Sunday, January 31, 2010
Home and memories
It's kind of strange in some ways to still live in the same town in which I grew up, and to have lived in this town since the age of 7, with a few years break for college and 2 years of graduate school. It's strange to me because having lived here so long means that a lot of the places around me are associated with many, many memories, from quite a few different times in my life. What makes it even stranger is that I have lost touch with most of the people who I knew here growing up, even those who still live in the area, and I have formed few new connections. I am not a person who makes new friends easily for a variety of reasons, and most of my connections now are with old college friends and some co-workers. So, I live in my old hometown as a stranger now. Sometimes I feel like I'm almost as disconnected as a person from the same town 100 years ago would be if they stepped out of a time machine today. A lot of the places are familiar and loaded with memories, but the people are strangers.
Thursday, January 28, 2010
Public transportation - 19th century - 1; 21st century - 0
A couple of days ago it was raining and over 40 degrees (Fahrenheit), and tonight it's about 8 degrees, with windchills of about -8. Such is winter in New England.
I met with an old friend and co-worker a couple of days ago - he's come back to the historical archive where I work (and he used to work) to do some research on 19th century railroads in Massachusetts, specifically the railroad that runs east-west across the state between Boston and Albany, N.Y. One interesting bit of information he provided was that according to the oldest schedules that he found, the trains in the 1850s could travel between Boston and Worcester in slightly less time than the commuter rail trains that follow the same route today.
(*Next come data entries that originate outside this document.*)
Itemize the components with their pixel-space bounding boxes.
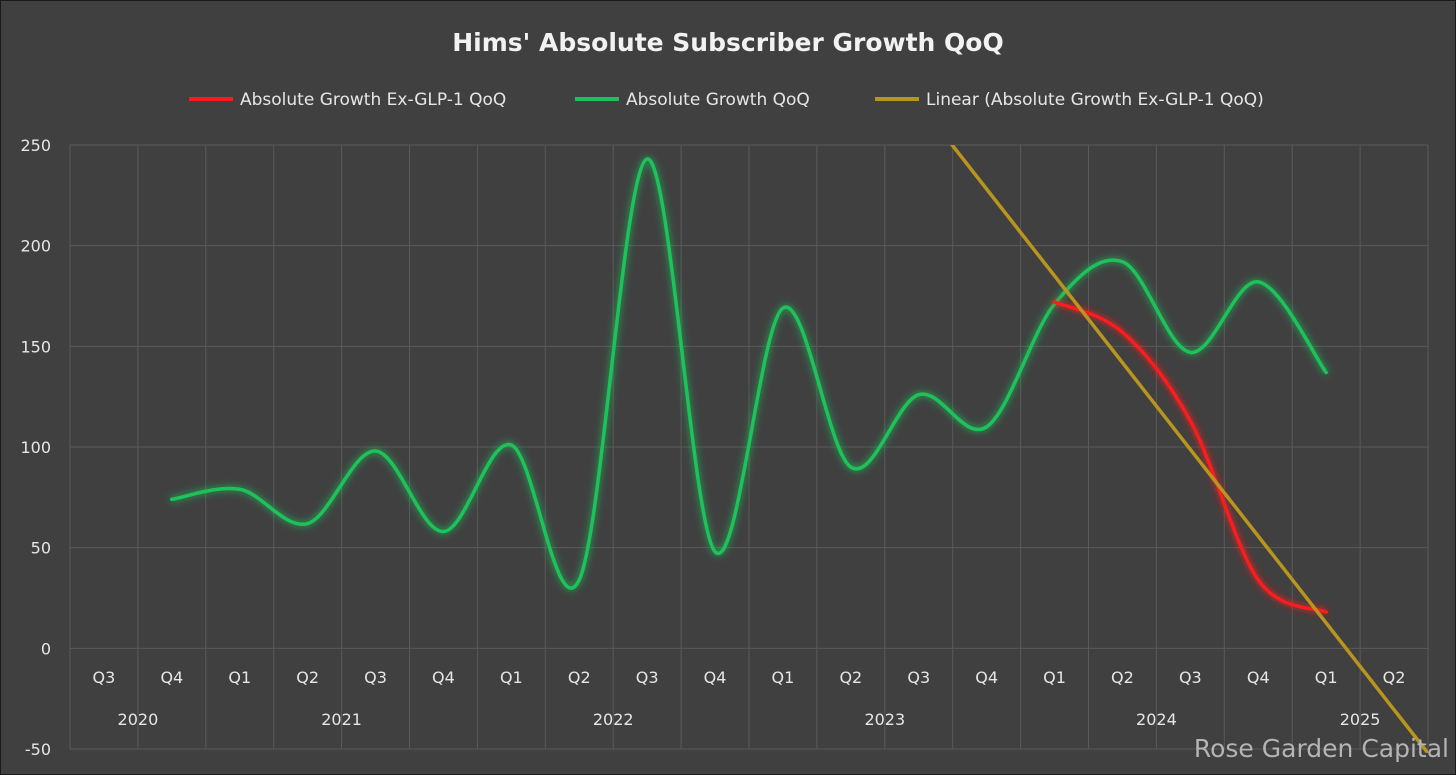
y-tick-label: 250 — [20, 136, 51, 155]
x-tick-label: Q1 — [228, 668, 251, 687]
y-tick-label: 50 — [31, 539, 51, 558]
year-label: 2022 — [593, 710, 634, 729]
watermark: Rose Garden Capital — [1194, 734, 1449, 763]
x-tick-label: Q3 — [907, 668, 930, 687]
x-tick-label: Q1 — [1315, 668, 1338, 687]
x-tick-label: Q4 — [704, 668, 727, 687]
year-label: 2021 — [321, 710, 362, 729]
x-tick-label: Q2 — [1383, 668, 1406, 687]
x-tick-label: Q2 — [1111, 668, 1134, 687]
trendline-linear — [949, 145, 1428, 753]
y-tick-label: 100 — [20, 438, 51, 457]
legend-label: Absolute Growth Ex-GLP-1 QoQ — [240, 90, 506, 110]
year-label: 2023 — [864, 710, 905, 729]
x-tick-label: Q3 — [93, 668, 116, 687]
year-label: 2020 — [118, 710, 159, 729]
x-tick-label: Q2 — [568, 668, 591, 687]
x-tick-label: Q1 — [772, 668, 795, 687]
x-tick-label: Q2 — [296, 668, 319, 687]
x-tick-label: Q1 — [1043, 668, 1066, 687]
y-tick-label: 150 — [20, 337, 51, 356]
x-tick-label: Q2 — [839, 668, 862, 687]
series-line-ex-glp1 — [1052, 300, 1328, 614]
chart-title: Hims' Absolute Subscriber Growth QoQ — [452, 28, 1004, 57]
y-tick-label: 0 — [41, 639, 51, 658]
year-label: 2024 — [1136, 710, 1177, 729]
series-layer — [170, 145, 1428, 753]
x-tick-label: Q3 — [364, 668, 387, 687]
x-tick-label: Q4 — [160, 668, 183, 687]
legend: Absolute Growth Ex-GLP-1 QoQ Absolute Gro… — [189, 90, 1264, 110]
y-tick-label: 200 — [20, 237, 51, 256]
legend-label: Linear (Absolute Growth Ex-GLP-1 QoQ) — [926, 90, 1264, 110]
x-tick-label: Q4 — [975, 668, 998, 687]
x-tick-label: Q4 — [1247, 668, 1270, 687]
x-tick-label: Q3 — [636, 668, 659, 687]
x-axis: Q3 Q4 Q1 Q2 Q3 Q4 Q1 Q2 Q3 Q4 Q1 Q2 Q3 Q4 Q1 Q2 Q3 Q4 Q1 Q2… — [93, 668, 1406, 729]
x-tick-label: Q3 — [1179, 668, 1202, 687]
y-tick-label: -50 — [25, 740, 51, 759]
x-tick-label: Q4 — [432, 668, 455, 687]
legend-label: Absolute Growth QoQ — [626, 90, 810, 110]
series-line-total — [170, 157, 1328, 590]
x-tick-label: Q1 — [500, 668, 523, 687]
year-label: 2025 — [1340, 710, 1381, 729]
y-axis: 250 200 150 100 50 0 -50 — [20, 136, 51, 759]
This is especially interesting (and depressing) to me because I used to travel on those commuter trains when I worked in the Boston area. It's interesting (and slightly depressing) to learn that a traveller in the pre-Civil War period could get a faster trip than present-day commuters! Granted, the seating on those early trains probably made even the most cramped old commuter rail cars today seem like luxury hotels on wheels - I think that the early seats were usually plain and rickety wood, on cars that had very limited shock absorbing capabilities.
This kind of ties in with the fact that the USA once had one of the world's best passenger rail networks, and then we basically dismantled most of it in the mid-to-late 20th century because interstate highways and automobiles seemed like a superior method of travel at the time. You could once travel to almost any small city and many decent-sized towns in the USA by rail. Even the electric streetcar networks were pretty comprehensive - I heard somewhere that in the early 20th century one could travel all the way from Boston to Chicago using only electric streetcars, although nobody would actually travel that way because you would probably have to change streetcar lines 30 times or something. I'm not sure if that is actually true or not!
Tuesday, January 26, 2010
Why do I have such trouble ...
with writing anything. I have a job that, fortunately or unfortunately, does not require much in the way of real writing (as in well-constructed sentences that are arranged in such a way as to effectively convey information and ideas). When I need to write anything else, though, on paper or on a computer, I often hesitate again and again, agonize about whether what I have to write is worth writing, and ultimately conclude that no, RPS, nothing you might write is really worth the time and effort. The only time I can avoid the agonizing is if I basically just spew out what's going through my brain at this very second - kind of like in this post. This doesn't make for high quality writing. So, if anyone wonders "why doesn't RPS post more often, and when he does, why does it just seem like random verbal spew?", there's your answer in a nutshell.
Tuesday, January 19, 2010
Republican Senator from Massachusetts
In an interesting political development, my home state of Massachusetts, normally known for being one of the most (possibly the most) Democratic state in the country has just elected a Republican to the United States Senate to fill the seat held for over 40 years by leading Democrat Ted Kennedy. The Republican victory is being variously attributed to the Democratic candidate running a very poor campaign, and general dissatisfaction with the Democratic party as the US economy continues to do poorly and the national debt rises to more and more astronomically high levels.e
There was once a time when I would have been thrilled by this - I used to be a strong Republican who registered to vote in my first election so that I could vote for the doomed Republican candidate who was running against Ted Kennedy in an earlier election. The George W. Bush years gradually ended most of my faith in the Republican party, although I've never learned to particularly like the Democrats either. Ironically, I voted for the Democrat this time, who turned out to be just as doomed as the Republican candidate I voted for some 16 years ago.
This does not seem to bode well for the Democrats. I know that the Republicans are fondly hoping that Obama will turn out to be another Jimmy Carter - a president elected on an idealistic platform of "change" who proved to be ineffective and unpopular and who was replaced by a conservative Republican in a political backlash. I wonder if they will get their wish.